A day of rest? Not for this silage crew.
Hard-pressed, the forage harvester devours
The thick green swaths; the spinning steel blades chew
A month’s growth into half-inch lengths. For hours
The tractors have been hauling high-heaped loads
Then racing back with empties, raising dust
And thunder from rough headlands hard as roads.
To lay the winter’s feed in is the trust
Placed in them. In the next field, unconcerned
With hurrying machines, the engines’ roar,
The man-hours and the diesel being burned,
The cows plod in to give their milk once more.
An ancient pact, whose terms both sides accept.
A Sabbath broken. But a bargain kept.

The dark side


 

The sun’s long gone; the summer evening makes
The first down-payment on the winter night
To come. Long shadows creep out from the woods
And over hilltops, driving colours deep
Into the still-warm soil to sleep till dawn.
But in the mothy dark, new sets of eyes
Are opening; the bright, all-seeing stare
Of sleepless beasts whose labours will not cease
Until cold dews come down upon the crops,
Or diesel tanks are hollow, drained to fumes.
They sweep the stubbles, flood the fields and gaze
With halogen intensity on plough,
Ring-roll and tillage-train; while in the lanes
Red pairs blink bright on bends, then settle to
A ruby glow that dwindles on the straight
Run in to barn or silo. They will haunt
The land a little longer, then be gone
Like swallows. All their mighty works complete,
They’ll drowse the dreary winter months away
Snug in their sheds, while night is handed back
To fox and owl and badger, who will reap
Their harvest from our acres as we sleep.

 

Photo credit: CLAAS GmbH & Co KGaA
http://www.claas.com

Black and white decision

Gone dry

We tried, but now it’s over:
We’ve finally closed the gate.
No milk today, nor ever –
Not from us, at any rate.

They milked here for a hundred years.
Now Daisy, Mabel, Ethel,
Buttercup and Blossom have all gone,
Reduced to lot numbers and guineas-per-head
Under the auctioneer’s hammer.
Enough to pay the bank back
And leave the family in the clear
Without a penny over.
Three lifetimes’ work
Leaked away
A litre at a time.

No waiting now for cows to cross
The road twice-daily.
No forager’s snarl, no rumbling trailers
Hauling home the rich first cut.
No rustling maize rainforest rising nine feet high.
No kicking-up-of-heels
As the ladies leave their winter quarters
And dignity behind
And feel the new grass underfoot.

The herdsman, stockman and relief
Have been let go,
And the farm is worked by just one man
With a big New Holland
And a hunted look.
The leys are ploughed under
And put down to wheat.
The sheds stand like deconsecrated churches,
In silent communion with the swallows and spiders.
And the black-and-white company’s memory
Is fading into grey.

And in the supermarket
Milk’s down two pence today.
Cheaper now than ever.
Getting dearer by the day.

 

Britain is currently losing two dairy farms a week. The main reason is the milk price: farmers receive, on average, three pence a litre below the cost of production, thanks mainly to the supermarkets and the country’s obsession with ‘cheap’ food. We could be effortlessly self-sufficient in milk  – indeed, we’re so good at it, quotas had to be introduced to curb overproduction – but today, we’re a net importer. No dairying means no cows. No cows means no grassland. No grassland means no hedgerows. No hedgerows means no birds, and so it goes on. Meanwhile, dairy farmers are rushing into arable – not because they want to (dairying is a life’s work, a family tradition and a labour of love in the truest sense) but because last year’s disastrous harvest in Russia means world wheat prices are sky-high, and farmers have to make a living the same as the rest of us. 

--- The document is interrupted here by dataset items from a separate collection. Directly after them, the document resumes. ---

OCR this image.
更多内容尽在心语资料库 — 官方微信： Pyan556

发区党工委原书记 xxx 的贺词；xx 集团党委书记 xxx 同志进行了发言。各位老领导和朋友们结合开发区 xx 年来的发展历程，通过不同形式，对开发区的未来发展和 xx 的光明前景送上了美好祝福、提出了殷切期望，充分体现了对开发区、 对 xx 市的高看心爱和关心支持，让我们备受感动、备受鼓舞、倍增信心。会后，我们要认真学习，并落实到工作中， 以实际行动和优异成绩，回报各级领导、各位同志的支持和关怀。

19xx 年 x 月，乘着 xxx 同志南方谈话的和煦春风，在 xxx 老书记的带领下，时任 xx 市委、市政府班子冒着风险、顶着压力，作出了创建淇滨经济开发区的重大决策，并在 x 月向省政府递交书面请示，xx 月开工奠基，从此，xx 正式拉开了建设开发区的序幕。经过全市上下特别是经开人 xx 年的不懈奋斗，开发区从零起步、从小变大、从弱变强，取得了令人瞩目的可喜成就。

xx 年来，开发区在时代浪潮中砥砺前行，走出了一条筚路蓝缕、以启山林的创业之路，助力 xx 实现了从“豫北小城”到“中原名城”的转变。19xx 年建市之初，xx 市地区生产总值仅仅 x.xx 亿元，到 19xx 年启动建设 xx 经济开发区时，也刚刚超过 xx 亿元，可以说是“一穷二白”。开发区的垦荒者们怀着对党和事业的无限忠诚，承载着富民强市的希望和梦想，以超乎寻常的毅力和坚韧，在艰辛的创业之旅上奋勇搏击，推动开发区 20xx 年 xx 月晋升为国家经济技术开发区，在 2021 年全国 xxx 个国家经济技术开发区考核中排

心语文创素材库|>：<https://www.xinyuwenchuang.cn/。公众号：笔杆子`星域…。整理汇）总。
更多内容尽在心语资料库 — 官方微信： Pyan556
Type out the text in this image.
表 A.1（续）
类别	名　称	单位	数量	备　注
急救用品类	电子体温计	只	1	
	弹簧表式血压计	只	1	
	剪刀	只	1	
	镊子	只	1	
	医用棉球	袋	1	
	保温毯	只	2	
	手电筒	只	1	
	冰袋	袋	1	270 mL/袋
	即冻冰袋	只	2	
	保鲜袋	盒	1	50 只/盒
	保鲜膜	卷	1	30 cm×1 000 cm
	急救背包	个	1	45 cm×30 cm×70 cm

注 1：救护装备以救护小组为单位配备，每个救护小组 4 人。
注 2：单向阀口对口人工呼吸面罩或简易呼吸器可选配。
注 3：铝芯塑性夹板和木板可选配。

The farm I worked on as a student recently sold off its dairy herd after more than 100 years and four generations of the same family. It’s a story being repeated all over Sussex, and the country as a whole. It’s sad, avoidable and wrong.

Power on the land

A poem inspired by the many vintage tractors I watched doing their stuff at a local ploughing match yesterday.

POWER ON THE LAND

I should hate them:
Raucous, oil-burning beasts
That condemned my quiet, beloved horses
To exile and extinction.
Yet my heart warms
To these homely stalwarts, still game
To plough and till the stubborn clay
Three generations on.
So simple I could drive one
In my sleep (and often did)
But with enduring rightness
Wrought in each casting and component
And the motive power of twenty teams
Compressed into a one-ton slab of steel.
After sixty years and more
They turn the earth
Beneath their wheels
And hand a man like me
The means to shape the world.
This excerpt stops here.